Comparative stability of cloned and non-cloned code: an empirical study

Abstract
Code cloning is a controversial software engineering practice due to contradictory claims regarding its effect on software maintenance. Code stability is a recently introduced measurement technique that has been used to determine the impact of code cloning by quantifying the changeability of a code region. Although most of the existing stability analysis studies agree that cloned code is more stable than non-cloned code, the studies have two major flaws: (i) each study only considered a single stability measurement (e.g., lines of code changed, frequency of change, age of change); and, (ii) only a small number of subject systems were analyzed and these were of limited variety. In this paper, we present a comprehensive empirical study on code stability using three different stability measuring methods. We use a recently introduced hybrid clone detection tool, NiCAD, to detect the clones and analyze their stability in four dimensions: by clone type, by measuring method, by programming language, and by system size and age.

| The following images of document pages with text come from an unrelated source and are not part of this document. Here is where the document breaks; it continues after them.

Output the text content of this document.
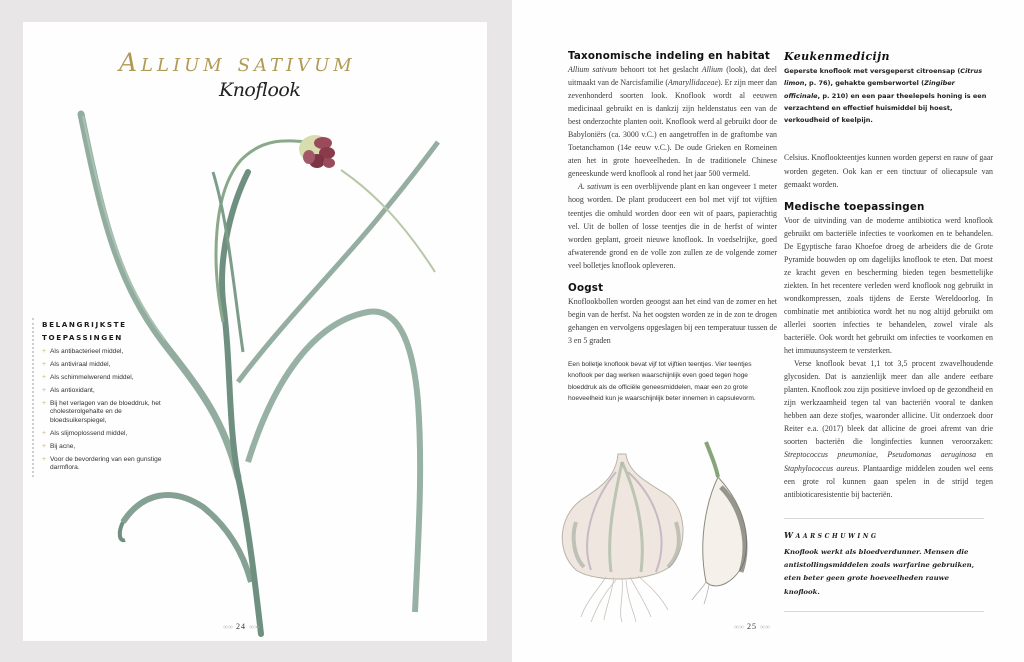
Allium sativum
Knoflook
BELANGRIJKSTE
TOEPASSINGEN
+ Als antibacterieel middel,
+ Als antiviraal middel,
+ Als schimmelwerend middel,
+ Als antioxidant,
+ Bij het verlagen van de bloeddruk, het cholesterolgehalte en de bloedsuikerspiegel,
+ Als slijmoplossend middel,
+ Bij acne,
+ Voor de bevordering van een gunstige darmflora.
∞∞ 24 ∞∞
Taxonomische indeling en habitat

Allium sativum behoort tot het geslacht Allium (look), dat deel uitmaakt van de Narcisfamilie (Amaryllidaceae). Er zijn meer dan zevenhonderd soorten look. Knoflook wordt al eeuwen medicinaal gebruikt en is dankzij zijn heldenstatus een van de best onderzochte planten ooit. Knoflook werd al gebruikt door de Babyloniërs (ca. 3000 v.C.) en aangetroffen in de graftombe van Toetanchamon (14e eeuw v.C.). De oude Grieken en Romeinen aten het in grote hoeveelheden. In de traditionele Chinese geneeskunde werd knoflook al rond het jaar 500 vermeld.

A. sativum is een overblijvende plant en kan ongeveer 1 meter hoog worden. De plant produceert een bol met vijf tot vijftien teentjes die omhuld worden door een wit of paars, papierachtig vel. Uit de bollen of losse teentjes die in de herfst of winter worden geplant, groeit nieuwe knoflook. In voedselrijke, goed afwaterende grond en de volle zon zullen ze de volgende zomer veel bolletjes knoflook opleveren.

Oogst

Knoflookbollen worden geoogst aan het eind van de zomer en het begin van de herfst. Na het oogsten worden ze in de zon te drogen gehangen en vervolgens opgeslagen bij een temperatuur tussen de 3 en 5 graden

Een bolletje knoflook bevat vijf tot vijftien teentjes. Vier teentjes knoflook per dag werken waarschijnlijk even goed tegen hoge bloeddruk als de officiële geneesmiddelen, maar een zo grote hoeveelheid kun je waarschijnlijk beter innemen in capsulevorm.

Keukenmedicijn

Geperste knoflook met versgeperst citroensap (Citrus limon, p. 76), gehakte gemberwortel (Zingiber officinale, p. 210) en een paar theelepels honing is een verzachtend en effectief huismiddel bij hoest, verkoudheid of keelpijn.

Celsius. Knoflookteentjes kunnen worden geperst en rauw of gaar worden gegeten. Ook kan er een tinctuur of oliecapsule van gemaakt worden.

Medische toepassingen

Voor de uitvinding van de moderne antibiotica werd knoflook gebruikt om bacteriële infecties te voorkomen en te behandelen. De Egyptische farao Khoefoe droeg de arbeiders die de Grote Pyramide bouwden op om dagelijks knoflook te eten. Dat moest ze kracht geven en bescherming bieden tegen besmettelijke ziekten. In het recentere verleden werd knoflook nog gebruikt in wondkompressen, zoals tijdens de Eerste Wereldoorlog. In combinatie met antibiotica wordt het nu nog altijd gebruikt om allerlei soorten infecties te behandelen, zowel virale als bacteriële. Ook wordt het gebruikt om infecties te voorkomen en het immuunsysteem te versterken.

Verse knoflook bevat 1,1 tot 3,5 procent zwavelhoudende glycosiden. Dat is aanzienlijk meer dan alle andere eetbare planten. Knoflook zou zijn positieve invloed op de gezondheid en zijn werkzaamheid tegen tal van bacteriën vooral te danken hebben aan deze stofjes, waaronder allicine. Uit onderzoek door Reiter e.a. (2017) bleek dat allicine de groei afremt van drie soorten bacteriën die longinfecties kunnen veroorzaken: Streptococcus pneumoniae, Pseudomonas aeruginosa en Staphylococcus aureus. Plantaardige middelen zouden wel eens een grote rol kunnen gaan spelen in de strijd tegen antibioticaresistentie bij bacteriën.

Waarschuwing

Knoflook werkt als bloedverdunner. Mensen die antistollingsmiddelen zoals warfarine gebruiken, eten beter geen grote hoeveelheden rauwe knoflook.

∞∞ 25 ∞∞
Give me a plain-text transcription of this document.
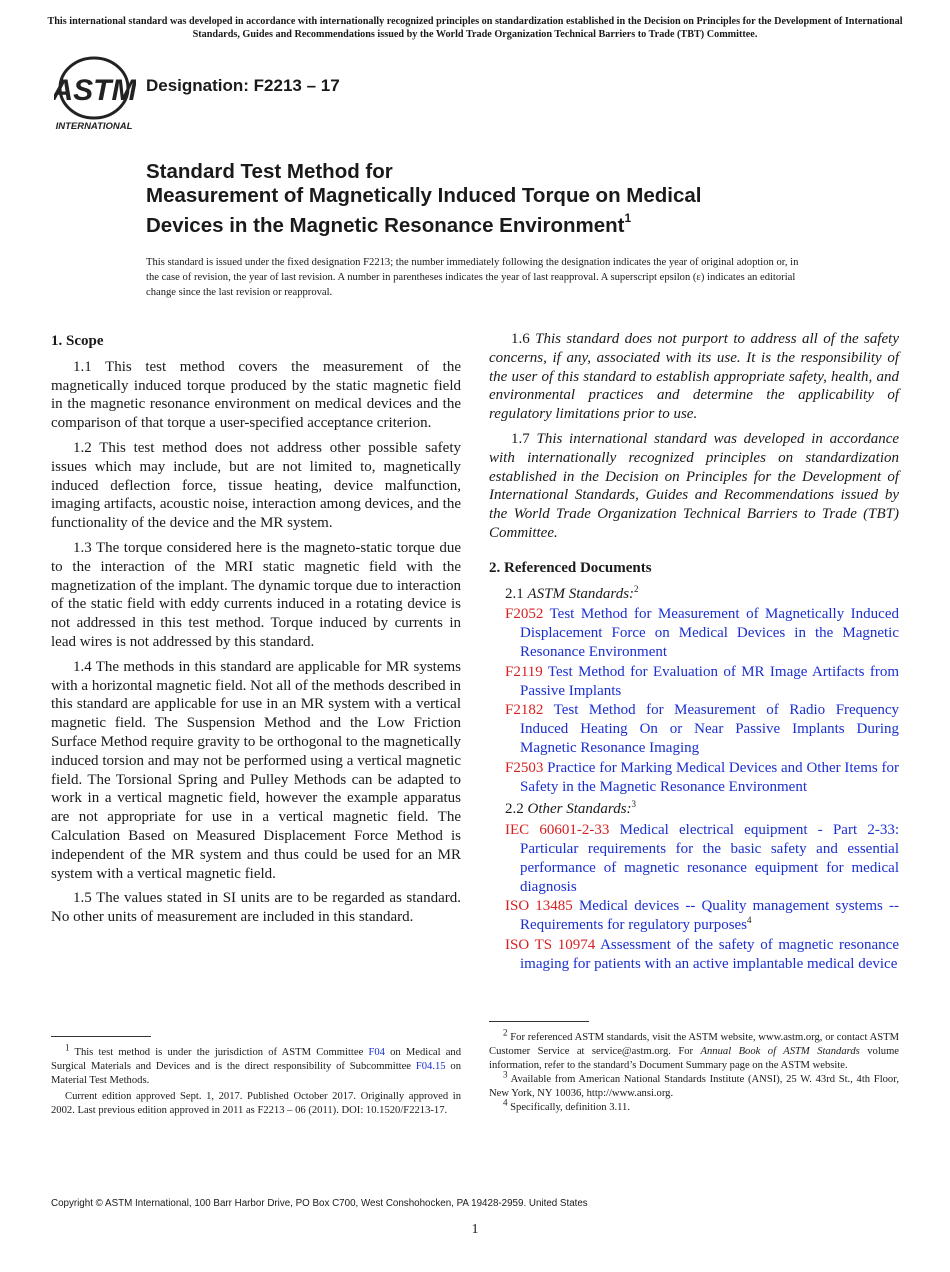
This international standard was developed in accordance with internationally recognized principles on standardization established in the Decision on Principles for the Development of International Standards, Guides and Recommendations issued by the World Trade Organization Technical Barriers to Trade (TBT) Committee.
ASTM
INTERNATIONAL
Designation: F2213 – 17
Standard Test Method for
Measurement of Magnetically Induced Torque on Medical
Devices in the Magnetic Resonance Environment$^1$
This standard is issued under the fixed designation F2213; the number immediately following the designation indicates the year of original adoption or, in the case of revision, the year of last revision. A number in parentheses indicates the year of last reapproval. A superscript epsilon (ε) indicates an editorial change since the last revision or reapproval.
1. Scope

1.1 This test method covers the measurement of the magnetically induced torque produced by the static magnetic field in the magnetic resonance environment on medical devices and the comparison of that torque a user-specified acceptance criterion.

1.2 This test method does not address other possible safety issues which may include, but are not limited to, magnetically induced deflection force, tissue heating, device malfunction, imaging artifacts, acoustic noise, interaction among devices, and the functionality of the device and the MR system.

1.3 The torque considered here is the magneto-static torque due to the interaction of the MRI static magnetic field with the magnetization of the implant. The dynamic torque due to interaction of the static field with eddy currents induced in a rotating device is not addressed in this test method. Torque induced by currents in lead wires is not addressed by this standard.

1.4 The methods in this standard are applicable for MR systems with a horizontal magnetic field. Not all of the methods described in this standard are applicable for use in an MR system with a vertical magnetic field. The Suspension Method and the Low Friction Surface Method require gravity to be orthogonal to the magnetically induced torsion and may not be performed using a vertical magnetic field. The Torsional Spring and Pulley Methods can be adapted to work in a vertical magnetic field, however the example apparatus are not appropriate for use in a vertical magnetic field. The Calculation Based on Measured Displacement Force Method is independent of the MR system and thus could be used for an MR system with a vertical magnetic field.

1.5 The values stated in SI units are to be regarded as standard. No other units of measurement are included in this standard.

1.6 This standard does not purport to address all of the safety concerns, if any, associated with its use. It is the responsibility of the user of this standard to establish appropriate safety, health, and environmental practices and determine the applicability of regulatory limitations prior to use.

1.7 This international standard was developed in accordance with internationally recognized principles on standardization established in the Decision on Principles for the Development of International Standards, Guides and Recommendations issued by the World Trade Organization Technical Barriers to Trade (TBT) Committee.

2. Referenced Documents
2.1 ASTM Standards:$^2$
F2052 Test Method for Measurement of Magnetically Induced Displacement Force on Medical Devices in the Magnetic Resonance Environment
F2119 Test Method for Evaluation of MR Image Artifacts from Passive Implants
F2182 Test Method for Measurement of Radio Frequency Induced Heating On or Near Passive Implants During Magnetic Resonance Imaging
F2503 Practice for Marking Medical Devices and Other Items for Safety in the Magnetic Resonance Environment
2.2 Other Standards:$^3$
IEC 60601-2-33 Medical electrical equipment - Part 2-33: Particular requirements for the basic safety and essential performance of magnetic resonance equipment for medical diagnosis
ISO 13485 Medical devices -- Quality management systems -- Requirements for regulatory purposes$^4$
ISO TS 10974 Assessment of the safety of magnetic resonance imaging for patients with an active implantable medical device

$^1$ This test method is under the jurisdiction of ASTM Committee F04 on Medical and Surgical Materials and Devices and is the direct responsibility of Subcommittee F04.15 on Material Test Methods.

Current edition approved Sept. 1, 2017. Published October 2017. Originally approved in 2002. Last previous edition approved in 2011 as F2213 – 06 (2011). DOI: 10.1520/F2213-17.

$^2$ For referenced ASTM standards, visit the ASTM website, www.astm.org, or contact ASTM Customer Service at service@astm.org. For Annual Book of ASTM Standards volume information, refer to the standard’s Document Summary page on the ASTM website.

$^3$ Available from American National Standards Institute (ANSI), 25 W. 43rd St., 4th Floor, New York, NY 10036, http://www.ansi.org.

$^4$ Specifically, definition 3.11.

Copyright © ASTM International, 100 Barr Harbor Drive, PO Box C700, West Conshohocken, PA 19428-2959. United States
1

Our four-dimensional investigation on 12 diverse subject systems written in three programming languages considering three clone types reveals that: (i) Type-1 and Type-2 clones are unstable, but Type-3 clones are not; (ii) clones in Java and C systems are not as stable as clones in C# systems; (iii) a system's development strategy might play a key role in defining its comparative code stability scenario; and, (iv) cloned and non-cloned regions of a subject system do not follow a consistent change pattern.